Nunca me ha quitado el sueño saber, con rigurosidad tangible, que más allá de mi bisabuela materna existe –imitando al Génesis- una neblina de fantasmas sin nombres, ni rostros, ni herencias, ni mapas. Siendo un niño, llegué a creer que el mundo había empezado con ella, que toda la vida circundante había brotado de su matriz, pero la escuela y la tristeza que inundaba sus ojos ante la pobreza y la maldad que habitaban en el vecindario de los olvidados, me confirmaron que no era así, aunque yo lo quisiera seguir creyendo de esa forma después de apartar de su lado la mentira y las personas feas que me hacían buscar refugio bajo las sábanas.
De mi bisabuela me bastó saber tres cosas: que, de joven, se ganó la vida en el mercado desde que dejó atrás un lugar que, por remoto, carecía de geografía y escuelas, por lo que tuvo que aprender a leer por cuenta propia… –me vine huyendo del cólera morbus, me decía, en las veladas de la enculturación; que ninguna mujer conocida podía opacar sus ojos dulces, y eso incluía a las descendientes directas de aquellas personas que, en 1858, arribaron al país a bordo de la fragata francesa “Natalie”; y que, en más de una ocasión –agarrando a mi abuela de la mano- organizó grandes manifestaciones para denunciar los abusos de los usureros y la policía, y que tuvo a la osadía de ponerse la gorra del comandante del puesto de los municipales -la choricera, les decía- sólo para demostrarle que no le tenía miedo. Eso fue suficiente para que ninguno de los personajes femeninos que conocí en los libros de Historia me fuera más interesante que ella, y eso incluye tanto a las zarinas como a la Prudencia Ayala, cuya foto colgaba en la pared de su cuarto.

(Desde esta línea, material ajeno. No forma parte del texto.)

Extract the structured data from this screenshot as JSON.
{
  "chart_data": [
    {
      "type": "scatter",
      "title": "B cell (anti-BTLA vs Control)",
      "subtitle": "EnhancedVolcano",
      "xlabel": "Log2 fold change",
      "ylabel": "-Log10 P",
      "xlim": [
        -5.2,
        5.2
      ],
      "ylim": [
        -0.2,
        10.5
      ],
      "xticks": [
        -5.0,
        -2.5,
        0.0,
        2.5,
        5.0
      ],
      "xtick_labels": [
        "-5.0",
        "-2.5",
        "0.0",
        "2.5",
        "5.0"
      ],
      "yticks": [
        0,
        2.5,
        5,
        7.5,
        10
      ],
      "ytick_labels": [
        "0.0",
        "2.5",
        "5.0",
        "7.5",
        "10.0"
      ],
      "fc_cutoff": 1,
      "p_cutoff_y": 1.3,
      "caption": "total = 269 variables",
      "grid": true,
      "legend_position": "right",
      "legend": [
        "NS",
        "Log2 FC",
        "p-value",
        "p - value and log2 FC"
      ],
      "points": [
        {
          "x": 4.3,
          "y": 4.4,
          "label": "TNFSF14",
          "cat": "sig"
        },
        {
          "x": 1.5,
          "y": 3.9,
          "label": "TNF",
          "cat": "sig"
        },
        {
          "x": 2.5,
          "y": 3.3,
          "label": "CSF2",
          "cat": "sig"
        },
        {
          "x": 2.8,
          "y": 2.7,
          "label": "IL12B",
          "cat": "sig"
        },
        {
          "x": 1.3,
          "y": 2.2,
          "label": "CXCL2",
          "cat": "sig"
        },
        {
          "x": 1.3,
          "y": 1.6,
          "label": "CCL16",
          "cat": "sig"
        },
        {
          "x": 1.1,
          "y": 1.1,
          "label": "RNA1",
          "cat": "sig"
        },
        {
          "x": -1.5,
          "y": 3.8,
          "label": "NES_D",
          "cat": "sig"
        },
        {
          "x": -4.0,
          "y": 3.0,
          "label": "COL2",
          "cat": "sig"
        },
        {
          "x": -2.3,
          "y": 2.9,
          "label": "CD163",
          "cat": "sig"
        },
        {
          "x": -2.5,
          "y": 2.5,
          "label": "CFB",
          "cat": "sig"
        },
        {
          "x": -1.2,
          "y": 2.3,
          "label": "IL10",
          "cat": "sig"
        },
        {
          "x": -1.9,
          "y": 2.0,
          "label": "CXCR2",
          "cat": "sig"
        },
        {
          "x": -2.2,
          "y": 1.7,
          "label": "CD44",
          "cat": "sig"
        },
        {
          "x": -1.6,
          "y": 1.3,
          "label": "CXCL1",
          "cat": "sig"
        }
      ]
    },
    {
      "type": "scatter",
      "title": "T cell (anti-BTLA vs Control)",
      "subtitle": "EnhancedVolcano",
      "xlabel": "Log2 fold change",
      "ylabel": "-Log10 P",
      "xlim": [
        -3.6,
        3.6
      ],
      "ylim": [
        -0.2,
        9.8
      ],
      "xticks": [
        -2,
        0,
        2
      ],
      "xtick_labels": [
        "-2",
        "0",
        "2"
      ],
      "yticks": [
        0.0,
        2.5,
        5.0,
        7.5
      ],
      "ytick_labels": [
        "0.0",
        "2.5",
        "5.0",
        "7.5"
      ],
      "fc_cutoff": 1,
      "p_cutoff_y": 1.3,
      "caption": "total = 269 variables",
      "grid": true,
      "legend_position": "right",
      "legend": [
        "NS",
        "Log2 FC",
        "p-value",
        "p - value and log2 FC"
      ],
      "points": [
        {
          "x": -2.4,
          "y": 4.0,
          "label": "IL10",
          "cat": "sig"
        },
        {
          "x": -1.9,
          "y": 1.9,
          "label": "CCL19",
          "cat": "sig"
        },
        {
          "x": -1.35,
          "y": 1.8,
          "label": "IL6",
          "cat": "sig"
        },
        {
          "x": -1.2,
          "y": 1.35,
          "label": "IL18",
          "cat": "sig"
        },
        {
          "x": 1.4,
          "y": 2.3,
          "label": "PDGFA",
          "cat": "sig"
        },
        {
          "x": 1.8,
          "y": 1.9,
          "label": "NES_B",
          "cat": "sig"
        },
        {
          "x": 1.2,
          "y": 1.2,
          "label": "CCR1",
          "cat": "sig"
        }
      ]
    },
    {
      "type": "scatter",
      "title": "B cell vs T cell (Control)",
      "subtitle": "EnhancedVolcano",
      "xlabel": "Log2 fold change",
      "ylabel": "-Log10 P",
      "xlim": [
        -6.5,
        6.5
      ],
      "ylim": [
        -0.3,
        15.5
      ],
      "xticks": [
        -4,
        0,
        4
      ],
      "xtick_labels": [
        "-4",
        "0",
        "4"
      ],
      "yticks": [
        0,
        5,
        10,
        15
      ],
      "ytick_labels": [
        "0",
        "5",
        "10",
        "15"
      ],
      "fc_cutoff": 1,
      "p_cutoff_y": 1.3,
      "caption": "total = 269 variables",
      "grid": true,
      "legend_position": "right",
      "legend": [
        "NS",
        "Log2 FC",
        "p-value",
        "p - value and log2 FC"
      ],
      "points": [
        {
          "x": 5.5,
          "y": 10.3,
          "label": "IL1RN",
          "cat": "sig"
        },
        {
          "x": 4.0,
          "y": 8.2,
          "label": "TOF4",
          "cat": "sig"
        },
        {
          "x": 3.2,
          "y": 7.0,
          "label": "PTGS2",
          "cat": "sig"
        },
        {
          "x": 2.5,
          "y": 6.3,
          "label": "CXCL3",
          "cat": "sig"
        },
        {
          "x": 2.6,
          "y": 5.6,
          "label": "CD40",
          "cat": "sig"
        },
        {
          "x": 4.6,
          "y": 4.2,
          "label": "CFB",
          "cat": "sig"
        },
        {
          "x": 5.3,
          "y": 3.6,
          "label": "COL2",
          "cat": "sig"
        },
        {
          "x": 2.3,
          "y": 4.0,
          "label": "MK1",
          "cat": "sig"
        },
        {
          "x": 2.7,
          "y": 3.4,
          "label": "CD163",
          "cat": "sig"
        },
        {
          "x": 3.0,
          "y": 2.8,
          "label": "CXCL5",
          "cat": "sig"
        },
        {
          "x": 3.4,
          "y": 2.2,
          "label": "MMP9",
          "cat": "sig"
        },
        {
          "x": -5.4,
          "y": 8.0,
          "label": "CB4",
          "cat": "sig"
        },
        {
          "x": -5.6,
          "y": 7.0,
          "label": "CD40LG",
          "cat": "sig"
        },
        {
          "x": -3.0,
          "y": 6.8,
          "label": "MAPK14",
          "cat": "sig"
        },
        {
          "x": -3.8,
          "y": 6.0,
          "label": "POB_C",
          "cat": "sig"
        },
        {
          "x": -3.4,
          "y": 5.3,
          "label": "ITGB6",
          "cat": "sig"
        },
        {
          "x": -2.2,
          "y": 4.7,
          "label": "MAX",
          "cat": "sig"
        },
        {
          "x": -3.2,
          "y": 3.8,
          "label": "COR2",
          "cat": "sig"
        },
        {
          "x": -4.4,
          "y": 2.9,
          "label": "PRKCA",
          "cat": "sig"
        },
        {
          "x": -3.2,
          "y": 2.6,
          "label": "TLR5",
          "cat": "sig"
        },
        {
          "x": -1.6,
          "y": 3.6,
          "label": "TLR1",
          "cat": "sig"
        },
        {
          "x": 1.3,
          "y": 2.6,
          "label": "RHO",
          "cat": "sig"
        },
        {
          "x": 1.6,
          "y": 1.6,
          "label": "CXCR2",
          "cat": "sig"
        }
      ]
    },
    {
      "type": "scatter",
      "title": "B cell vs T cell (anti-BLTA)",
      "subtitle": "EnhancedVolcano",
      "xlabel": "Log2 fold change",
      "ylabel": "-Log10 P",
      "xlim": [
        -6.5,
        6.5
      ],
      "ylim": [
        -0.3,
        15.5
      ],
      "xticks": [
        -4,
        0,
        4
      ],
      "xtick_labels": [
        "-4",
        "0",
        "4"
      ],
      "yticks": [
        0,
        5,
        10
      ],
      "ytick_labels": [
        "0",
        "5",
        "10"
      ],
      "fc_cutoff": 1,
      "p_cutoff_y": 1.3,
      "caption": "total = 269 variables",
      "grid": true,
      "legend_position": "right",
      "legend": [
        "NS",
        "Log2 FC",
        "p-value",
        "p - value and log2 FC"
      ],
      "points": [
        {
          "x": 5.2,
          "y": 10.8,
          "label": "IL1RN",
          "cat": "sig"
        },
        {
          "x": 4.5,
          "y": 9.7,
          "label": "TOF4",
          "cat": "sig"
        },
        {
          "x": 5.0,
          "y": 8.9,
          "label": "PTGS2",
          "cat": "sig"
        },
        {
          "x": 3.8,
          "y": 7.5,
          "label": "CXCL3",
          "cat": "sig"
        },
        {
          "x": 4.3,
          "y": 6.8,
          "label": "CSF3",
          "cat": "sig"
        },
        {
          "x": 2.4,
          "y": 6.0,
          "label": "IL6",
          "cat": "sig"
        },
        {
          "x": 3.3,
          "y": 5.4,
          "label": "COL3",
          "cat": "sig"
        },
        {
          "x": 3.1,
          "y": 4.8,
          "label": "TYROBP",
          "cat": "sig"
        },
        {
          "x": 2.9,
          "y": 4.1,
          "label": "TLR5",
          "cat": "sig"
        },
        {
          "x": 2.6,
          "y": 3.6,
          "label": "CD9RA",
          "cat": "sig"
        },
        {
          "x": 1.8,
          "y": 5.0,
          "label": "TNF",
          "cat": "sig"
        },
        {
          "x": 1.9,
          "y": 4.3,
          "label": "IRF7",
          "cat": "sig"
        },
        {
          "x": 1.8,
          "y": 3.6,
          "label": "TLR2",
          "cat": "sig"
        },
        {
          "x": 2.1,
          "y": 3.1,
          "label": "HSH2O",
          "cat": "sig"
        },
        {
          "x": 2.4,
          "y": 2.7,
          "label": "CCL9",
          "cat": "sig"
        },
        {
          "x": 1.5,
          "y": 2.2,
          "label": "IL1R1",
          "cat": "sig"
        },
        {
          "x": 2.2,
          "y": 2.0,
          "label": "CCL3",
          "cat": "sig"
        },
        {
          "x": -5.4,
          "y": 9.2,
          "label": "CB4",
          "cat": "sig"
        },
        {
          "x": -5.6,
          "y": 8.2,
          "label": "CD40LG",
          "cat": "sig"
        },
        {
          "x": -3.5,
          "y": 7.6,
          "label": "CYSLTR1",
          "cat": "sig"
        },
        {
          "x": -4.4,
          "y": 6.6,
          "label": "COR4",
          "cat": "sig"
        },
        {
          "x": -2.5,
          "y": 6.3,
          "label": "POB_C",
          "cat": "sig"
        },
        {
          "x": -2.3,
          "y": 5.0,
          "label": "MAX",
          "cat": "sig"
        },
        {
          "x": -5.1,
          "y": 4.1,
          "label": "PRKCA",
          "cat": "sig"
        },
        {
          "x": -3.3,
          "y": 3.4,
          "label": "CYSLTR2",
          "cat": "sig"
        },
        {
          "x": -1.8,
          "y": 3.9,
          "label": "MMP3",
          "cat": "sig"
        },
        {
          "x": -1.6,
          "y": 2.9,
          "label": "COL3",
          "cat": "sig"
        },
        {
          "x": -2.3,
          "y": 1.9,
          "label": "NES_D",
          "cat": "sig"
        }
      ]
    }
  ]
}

Siempre a la par mía (tan cerca que, con sólo alzar la vista, respiro su silueta) está mi abuela, cuya sabiduría ilimitada y su coraje sin pausa parecían provenir de la nada, convirtiéndolas en un acto reflejo, como cuando –después de oír que el presidente Armando Molina se ufanaba de su programa: “una escuela y una cancha por día”- dijo: “algo anda mal cuando son más los asesinados políticos que las escuelas inauguradas”. Su vaho clandestino y su “hablar a cucharadas” crecieron con la muerte inesperada de mi abuelo, don Salvador Pineda, de quien lo único que supe es que le decían “el cachimbón” (porque siempre tomaba la decisión correcta en el momento correcto) y que murió manejando una pipa de gasolina. Las opciones fueron dos: estrellarse contra una casa llena de gente y salvarse, o llevar la pipa hasta un barranco sin fondo y morir sólo él. Aun cuando su vida fue corta, fue lo suficientemente significativa como para llenar la vida de todos los demás, incluyéndome a mí.
Como heredera de esas generaciones, está mi madre. Habla tan poco como mi abuela, porque siempre está entretenida jugando al escondelero con el sol, esa era su forma muy particular de prolongar su estadía junto a sus seres amados.
Ya sé que, a nadie, que no sea yo, le interesan estas cosas. Una bisabuela pre-insurgente (quizás nieta natural de Anastasio Aquino ¿por qué no?); una abuela incondicional y sabia y valiente que sacó a escobazos a los soldados que andaban preguntando por mi nombre y mis malos pasos con la guerrilla; una madre que guardó en un cofre sin llaves sus sueños juveniles para darnos de comer; una fotografía con una dedicatoria a alguien no nacido… Este es un árbol genealógico muy pequeño, insignificante para los demás, pero ¿acaso existe en el mundo una mejor sombra que me cobije y me corrobore, sin duda razonable, que yo soy la razón de ser de mis ancestros? Y entonces la nostalgia me respira en la nuca para que siga caminando hacia lo que considero correcto.